This repository showcases an advanced email spam detection system that leverages Retrieval-Augmented Generation (RAG) and Large Language Models (LLMs) for precise and context-aware email classification. The solution integrates cutting-edge technologies such as FAISS, SentenceTransformer, and Gemini LLM, providing a scalable and real-time classification pipeline with API capabilities.
This project was developed with the goal of enhancing traditional spam filtering approaches by incorporating contextual understanding and real-time retrieval.
The architecture of the system is designed with modularity and scalability in mind:
-
Data Preprocessing
- Raw emails are processed for cleaning, tokenization, and embedding generation using SentenceTransformer.
-
Embedding and Retrieval
- A FAISS index is built using preprocessed embeddings for fast similarity search and retrieval of relevant email contexts.
-
Classification and Augmentation
- Gemini LLM enriches retrieved contexts, enabling better decision-making.
- A logistic regression model is used for binary classification (
ham
orspam
).
-
Evaluation
- Metrics such as accuracy, precision, recall, and F1 score are computed on real-world datasets to validate the model.
- RAG-Based Classification: Combines retrieval and LLM-enhanced generation for accurate and context-aware email spam detection.
- Real-Time Processing: Built for high-speed, real-time classification with API integration.
- Embeddings with SentenceTransformer: Efficient email embedding generation for semantic similarity.
- Fast Indexing and Retrieval with FAISS: Ensures quick context retrieval for enhanced classification.
- Scalable Architecture: Suitable for both small-scale and enterprise-level deployment.
- Comprehensive Evaluation: Includes detailed metrics reporting for transparent validation.
- Python: Primary programming language for the project.
- FAISS: For building and querying high-speed similarity indices.
- SentenceTransformer: Generates embeddings for semantic understanding.
- Gemini LLM: Provides contextual augmentation for informed classification.
- scikit-learn: Implements logistic regression and evaluation metrics.
- Flask/FastAPI: API framework for deploying the model as a service.
- Pandas & NumPy: For data manipulation and analysis.
- Matplotlib & Seaborn: For data visualization.
email-spam-filtering/
│
├── data/
│ ├── raw/ # Original datasets (e.g., emails for training/testing).
│ ├── processed/ # Preprocessed datasets.
│ ├── samples/ # Example emails for testing.
│ └── README.md # Description of the data folder.
│
├── models/
│ ├── faiss_index/ # FAISS index for fast retrieval.
│ ├── trained_model.pth # Trained logistic regression model.
│ └── README.md # Notes on model training and loading.
│
├── notebooks/
│ ├── email_spam_filtering.ipynb # Main implementation notebook.
│ ├── exploratory_data_analysis.ipynb # EDA and visualizations.
│ └── README.md # Description of notebooks.
│
├── results/
│ ├── logs/ # Training and evaluation logs.
│ ├── figures/ # Plots and graphs.
│ ├── metrics.json # Evaluation metrics (e.g., accuracy, precision).
│ └── README.md # Summary of results.
│
├── scripts/
│ ├── preprocess.py # Data preprocessing script.

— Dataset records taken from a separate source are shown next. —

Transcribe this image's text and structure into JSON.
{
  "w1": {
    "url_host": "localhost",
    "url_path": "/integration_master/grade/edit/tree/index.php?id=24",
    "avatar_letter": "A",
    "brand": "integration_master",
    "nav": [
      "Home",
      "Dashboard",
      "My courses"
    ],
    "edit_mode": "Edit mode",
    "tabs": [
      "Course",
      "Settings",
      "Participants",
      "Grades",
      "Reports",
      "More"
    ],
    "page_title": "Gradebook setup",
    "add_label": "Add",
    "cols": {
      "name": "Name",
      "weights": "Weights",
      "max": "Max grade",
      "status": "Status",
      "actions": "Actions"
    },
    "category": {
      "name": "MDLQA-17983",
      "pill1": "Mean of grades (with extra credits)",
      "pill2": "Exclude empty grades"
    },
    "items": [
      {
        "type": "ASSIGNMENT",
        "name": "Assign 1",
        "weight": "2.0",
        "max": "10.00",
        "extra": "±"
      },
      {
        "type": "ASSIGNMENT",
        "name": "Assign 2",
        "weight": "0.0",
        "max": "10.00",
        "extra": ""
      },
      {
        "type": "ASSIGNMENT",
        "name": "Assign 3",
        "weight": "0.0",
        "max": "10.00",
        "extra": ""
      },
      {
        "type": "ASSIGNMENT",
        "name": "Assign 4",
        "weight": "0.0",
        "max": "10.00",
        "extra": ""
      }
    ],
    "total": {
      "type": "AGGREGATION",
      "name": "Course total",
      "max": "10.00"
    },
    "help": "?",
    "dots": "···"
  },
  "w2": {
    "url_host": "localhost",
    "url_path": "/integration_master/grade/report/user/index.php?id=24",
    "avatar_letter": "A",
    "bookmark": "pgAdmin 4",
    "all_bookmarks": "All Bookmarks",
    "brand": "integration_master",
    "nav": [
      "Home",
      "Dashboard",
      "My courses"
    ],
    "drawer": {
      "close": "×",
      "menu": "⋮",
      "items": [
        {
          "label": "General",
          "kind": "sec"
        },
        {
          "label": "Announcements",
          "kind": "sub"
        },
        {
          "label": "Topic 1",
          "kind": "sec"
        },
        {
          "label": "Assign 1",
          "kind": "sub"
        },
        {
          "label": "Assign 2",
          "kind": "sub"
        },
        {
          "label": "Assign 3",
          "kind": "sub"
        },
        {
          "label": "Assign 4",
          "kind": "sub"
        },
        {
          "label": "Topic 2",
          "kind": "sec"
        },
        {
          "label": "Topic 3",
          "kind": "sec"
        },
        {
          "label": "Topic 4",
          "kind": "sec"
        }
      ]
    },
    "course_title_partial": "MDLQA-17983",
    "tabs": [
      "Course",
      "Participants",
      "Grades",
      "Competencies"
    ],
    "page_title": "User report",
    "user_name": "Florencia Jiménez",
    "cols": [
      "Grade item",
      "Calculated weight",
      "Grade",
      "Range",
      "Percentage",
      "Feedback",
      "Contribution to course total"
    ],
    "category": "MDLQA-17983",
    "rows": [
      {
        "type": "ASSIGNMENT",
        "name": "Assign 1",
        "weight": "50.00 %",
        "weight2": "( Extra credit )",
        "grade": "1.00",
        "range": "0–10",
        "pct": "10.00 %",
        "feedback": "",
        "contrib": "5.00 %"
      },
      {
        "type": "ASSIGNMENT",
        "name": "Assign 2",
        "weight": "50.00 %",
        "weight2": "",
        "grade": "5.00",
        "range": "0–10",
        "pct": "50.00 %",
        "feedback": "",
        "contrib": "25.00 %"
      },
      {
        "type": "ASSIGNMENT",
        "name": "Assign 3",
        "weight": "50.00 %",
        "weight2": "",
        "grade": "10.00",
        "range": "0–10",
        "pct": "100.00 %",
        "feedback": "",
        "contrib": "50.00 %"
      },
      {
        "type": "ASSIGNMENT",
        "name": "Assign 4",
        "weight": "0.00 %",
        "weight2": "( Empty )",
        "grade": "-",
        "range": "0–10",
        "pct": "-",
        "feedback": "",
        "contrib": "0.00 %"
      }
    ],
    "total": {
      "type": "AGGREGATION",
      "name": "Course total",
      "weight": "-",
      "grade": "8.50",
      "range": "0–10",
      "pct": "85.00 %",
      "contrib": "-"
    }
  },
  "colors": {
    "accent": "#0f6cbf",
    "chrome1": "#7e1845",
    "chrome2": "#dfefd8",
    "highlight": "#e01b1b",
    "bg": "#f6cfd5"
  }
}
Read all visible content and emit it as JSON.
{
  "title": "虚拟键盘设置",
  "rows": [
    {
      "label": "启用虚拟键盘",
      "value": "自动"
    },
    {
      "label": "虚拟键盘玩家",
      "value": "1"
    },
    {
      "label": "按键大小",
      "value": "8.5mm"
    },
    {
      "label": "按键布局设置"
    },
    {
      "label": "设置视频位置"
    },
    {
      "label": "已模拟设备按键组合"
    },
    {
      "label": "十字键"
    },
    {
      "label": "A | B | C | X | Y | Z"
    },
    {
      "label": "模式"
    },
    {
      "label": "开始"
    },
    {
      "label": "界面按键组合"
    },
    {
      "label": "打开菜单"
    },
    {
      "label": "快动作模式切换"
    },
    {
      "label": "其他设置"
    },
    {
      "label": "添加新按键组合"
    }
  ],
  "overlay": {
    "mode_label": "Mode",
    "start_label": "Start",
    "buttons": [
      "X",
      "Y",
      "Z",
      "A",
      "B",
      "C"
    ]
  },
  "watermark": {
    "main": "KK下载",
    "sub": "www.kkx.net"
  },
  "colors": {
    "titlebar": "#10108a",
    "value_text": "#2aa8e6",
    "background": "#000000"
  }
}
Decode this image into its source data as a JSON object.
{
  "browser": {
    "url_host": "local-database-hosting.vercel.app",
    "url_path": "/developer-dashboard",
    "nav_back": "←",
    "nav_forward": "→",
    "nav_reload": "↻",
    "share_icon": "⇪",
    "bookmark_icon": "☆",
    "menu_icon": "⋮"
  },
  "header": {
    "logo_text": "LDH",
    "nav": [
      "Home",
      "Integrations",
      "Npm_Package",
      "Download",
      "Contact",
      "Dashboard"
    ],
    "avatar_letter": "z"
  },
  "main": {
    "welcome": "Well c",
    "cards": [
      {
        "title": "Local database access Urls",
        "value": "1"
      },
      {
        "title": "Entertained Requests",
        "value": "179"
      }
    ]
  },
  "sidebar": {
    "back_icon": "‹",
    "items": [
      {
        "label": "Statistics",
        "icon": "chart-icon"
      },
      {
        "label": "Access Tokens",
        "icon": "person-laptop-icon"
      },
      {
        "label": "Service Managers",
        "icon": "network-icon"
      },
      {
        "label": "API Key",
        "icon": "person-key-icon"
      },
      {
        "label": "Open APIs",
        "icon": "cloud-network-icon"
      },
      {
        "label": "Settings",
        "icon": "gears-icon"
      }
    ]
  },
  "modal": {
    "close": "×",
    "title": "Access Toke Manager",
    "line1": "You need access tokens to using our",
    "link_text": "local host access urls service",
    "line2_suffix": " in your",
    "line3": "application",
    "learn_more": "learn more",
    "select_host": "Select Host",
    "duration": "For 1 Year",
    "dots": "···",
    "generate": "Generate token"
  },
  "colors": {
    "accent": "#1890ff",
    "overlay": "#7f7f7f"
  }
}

│ ├── train.py # Model training script.
│ ├── predict.py
│ ├── run_pipeline.py
│ ├── evaluate.py # Model evaluation script.
│ └── README.md # Description of scripts.
│
├── tests/
│ ├── test_preprocessing.py # Unit tests for preprocessing functions.
│ ├── test_model.py # Unit tests for model-related code.
│ └── README.md # Notes on test coverage.
│
├── .gitignore # Ignore unnecessary files.
├── LICENSE # Project license (e.g., MIT).
├── README.md # Project overview (this file).
├── requirements.txt # Python dependencies.
└── setup.py # Install the project as a package.
- Python 3.8 or higher
- Pip or Conda for package management
-
Clone the repository:
git clone https://github.com/TharushaSachinthana/SpamShield.git cd SpamShield
-
Install dependencies:
pip install -r requirements.txt
-
Prepare the data:
- Place raw datasets in
data/raw/
and runscripts/preprocess.py
.
- Place raw datasets in
-
Train the model:
python scripts/train.py
-
Test the system:
python scripts/evaluate.py
- Classification API: Deploy the model as an API using Flask or FastAPI.
- Testing on Samples: Use sample emails in
data/samples/
to validate the model's predictions. - Reproducibility: Jupyter notebooks in
notebooks/
ensure end-to-end reproducibility.
- Accuracy: 96.5%
- Precision: 94.2%
- Recall: 92.8%
- F1-Score: 93.5%
Plots and detailed metrics are available in the results/
folder.
This project is licensed under the MIT License.